Celui qui voulait partir

Les pétales bleu pâle jonchaient le sol, comme nous en voyions autrefois sur les chemins qu’empruntait la procession de la Fête-Dieu. Et c’était l’époque où il revenait à la charge.

Parfois des fidèles échangeaient un baiser lorsqu’ils se joignaient au groupe.

Ce geste intime aurait surpris dans bien des pays ; ici il n’était que le témoignage d’un partage sans ambiguïté.

Arrivés au calvaire nous nous dispersions et la plupart repartaient par les rues peuplées de matous sommeillant au soleil.

Ces énormes chats, souvent noirs, parfois roux ou encore rayés de gris, tenaient le haut du pavé et régnaient sur la rue plus que tout autre.

Parfois des rats se faufilaient entre les cageots abandonnés sur les quais.

Nous nous voulions indifférents, mais, malgré tout, ces animaux, insaisissables et qui narguaient les félins nous faisaient parfois frissonner.

Ainsi, notamment du fait de ce monde animal, le port paraissait presque surpeuplé.

Pourtant, quelque chose y manquait, sans que nous sachions vraiment quoi. En fait, je crois que c’était l’absence des femmes.

Celles-ci, dans la campagne, s’activaient aux cueillettes indispensables à l’économie locale et qui seraient ensuite rapportées au village.

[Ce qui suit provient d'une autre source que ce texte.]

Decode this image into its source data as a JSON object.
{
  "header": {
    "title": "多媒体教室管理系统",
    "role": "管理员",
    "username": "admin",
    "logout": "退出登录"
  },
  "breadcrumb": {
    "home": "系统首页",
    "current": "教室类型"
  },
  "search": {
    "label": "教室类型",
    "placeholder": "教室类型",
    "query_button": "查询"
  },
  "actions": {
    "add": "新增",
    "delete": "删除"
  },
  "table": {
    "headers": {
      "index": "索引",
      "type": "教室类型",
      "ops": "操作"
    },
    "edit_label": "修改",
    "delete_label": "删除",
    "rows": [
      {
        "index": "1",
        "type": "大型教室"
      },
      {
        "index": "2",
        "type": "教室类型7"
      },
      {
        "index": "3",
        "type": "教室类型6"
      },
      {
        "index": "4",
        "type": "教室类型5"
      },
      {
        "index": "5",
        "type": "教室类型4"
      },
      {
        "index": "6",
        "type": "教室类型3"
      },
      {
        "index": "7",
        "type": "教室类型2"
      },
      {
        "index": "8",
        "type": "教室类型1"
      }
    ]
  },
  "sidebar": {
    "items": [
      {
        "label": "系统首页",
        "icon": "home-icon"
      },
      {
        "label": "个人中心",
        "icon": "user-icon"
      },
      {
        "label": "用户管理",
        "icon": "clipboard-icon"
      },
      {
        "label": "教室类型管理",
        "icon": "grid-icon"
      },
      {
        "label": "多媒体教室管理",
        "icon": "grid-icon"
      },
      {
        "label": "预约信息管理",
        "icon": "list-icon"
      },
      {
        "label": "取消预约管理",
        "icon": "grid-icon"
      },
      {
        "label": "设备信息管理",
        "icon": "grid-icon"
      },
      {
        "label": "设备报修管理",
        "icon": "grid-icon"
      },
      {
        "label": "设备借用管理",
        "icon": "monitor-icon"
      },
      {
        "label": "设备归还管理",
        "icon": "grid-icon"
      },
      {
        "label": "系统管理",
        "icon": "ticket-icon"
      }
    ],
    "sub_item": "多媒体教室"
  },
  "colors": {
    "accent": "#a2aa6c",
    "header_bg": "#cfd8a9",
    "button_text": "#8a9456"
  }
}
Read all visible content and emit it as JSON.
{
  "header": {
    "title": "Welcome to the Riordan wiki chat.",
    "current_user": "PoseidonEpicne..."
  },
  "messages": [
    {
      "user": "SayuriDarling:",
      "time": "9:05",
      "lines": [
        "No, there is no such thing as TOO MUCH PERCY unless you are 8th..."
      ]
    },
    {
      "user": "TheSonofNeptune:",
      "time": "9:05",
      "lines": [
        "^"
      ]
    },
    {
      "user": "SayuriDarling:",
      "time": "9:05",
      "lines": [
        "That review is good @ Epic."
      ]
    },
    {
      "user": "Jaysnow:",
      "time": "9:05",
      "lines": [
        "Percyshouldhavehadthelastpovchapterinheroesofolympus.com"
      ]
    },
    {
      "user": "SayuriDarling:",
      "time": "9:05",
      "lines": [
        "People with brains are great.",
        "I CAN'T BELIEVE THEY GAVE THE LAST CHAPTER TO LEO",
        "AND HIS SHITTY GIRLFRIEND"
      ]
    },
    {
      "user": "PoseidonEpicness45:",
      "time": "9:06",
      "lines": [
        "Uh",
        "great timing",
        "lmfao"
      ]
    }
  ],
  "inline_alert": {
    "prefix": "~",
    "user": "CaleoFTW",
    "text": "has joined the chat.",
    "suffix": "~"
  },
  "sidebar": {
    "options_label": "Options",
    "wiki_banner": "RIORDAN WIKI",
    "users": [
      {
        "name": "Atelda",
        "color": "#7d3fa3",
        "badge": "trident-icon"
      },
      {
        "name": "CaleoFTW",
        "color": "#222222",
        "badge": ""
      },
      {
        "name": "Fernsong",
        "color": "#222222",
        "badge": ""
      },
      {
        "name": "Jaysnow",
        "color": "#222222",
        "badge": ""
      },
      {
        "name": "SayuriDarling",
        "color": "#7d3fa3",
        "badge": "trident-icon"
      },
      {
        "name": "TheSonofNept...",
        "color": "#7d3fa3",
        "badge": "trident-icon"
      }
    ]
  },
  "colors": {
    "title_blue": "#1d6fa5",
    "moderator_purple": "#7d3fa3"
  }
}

Les noisettes, étalées à l’infini le long des routes, séchant au soleil, constituaient par leur vente, un appoint essentiel à ces pêcheurs que la mer ne suffisait plus à nourrir.

Ensuite, en fin d’après-midi, nous longions les quais, conscients que quelqu’un ne tarderait pas à nous rejoindre.

Nous savions qu’il ne manquerait pas d’arriver, présence inévitable et pourtant peu appréciée.

Il avait cette constance à venir, à chaque fois, malgré notre sourde hostilité .

Nous l’imaginions s’agaçant du silence qui l’accueillerait.

Quand enfin nous acceptions de le prendre en considération, il se dressait comme un coq sur ses ergots.

Il nous jetait des coups d’œil méfiants, hésitant, et pourtant il savait se faire entendre assez rapidement.

Il nous parlait d’Ankara, comme s’il était certain que nous l’aiderions à y aller.

D’Ankara, bien sûr, mais aussi d’Istanbul, car l’une et l’autre de ces villes lui importaient.

Enfin, il avouait d’un ton contraint, n’avoir pas les moyens de payer son voyage.

Alors nous levions les yeux au ciel, nous multiplions les mimiques offensées, nous exaspérant de cette scène trop souvent jouée.

Il affirmait alors avoir des relations en ville, prêtes à rembourser les frais que nous engagerions pour lui.

Nous dissimulions nos sourires entendus et gardions l’air sérieux, sans pourtant le croire ni penser un seul instant à l’aider, car nous le savions peu fiable et encombré de son rêve sans qu’il se donne les moyens de le réaliser.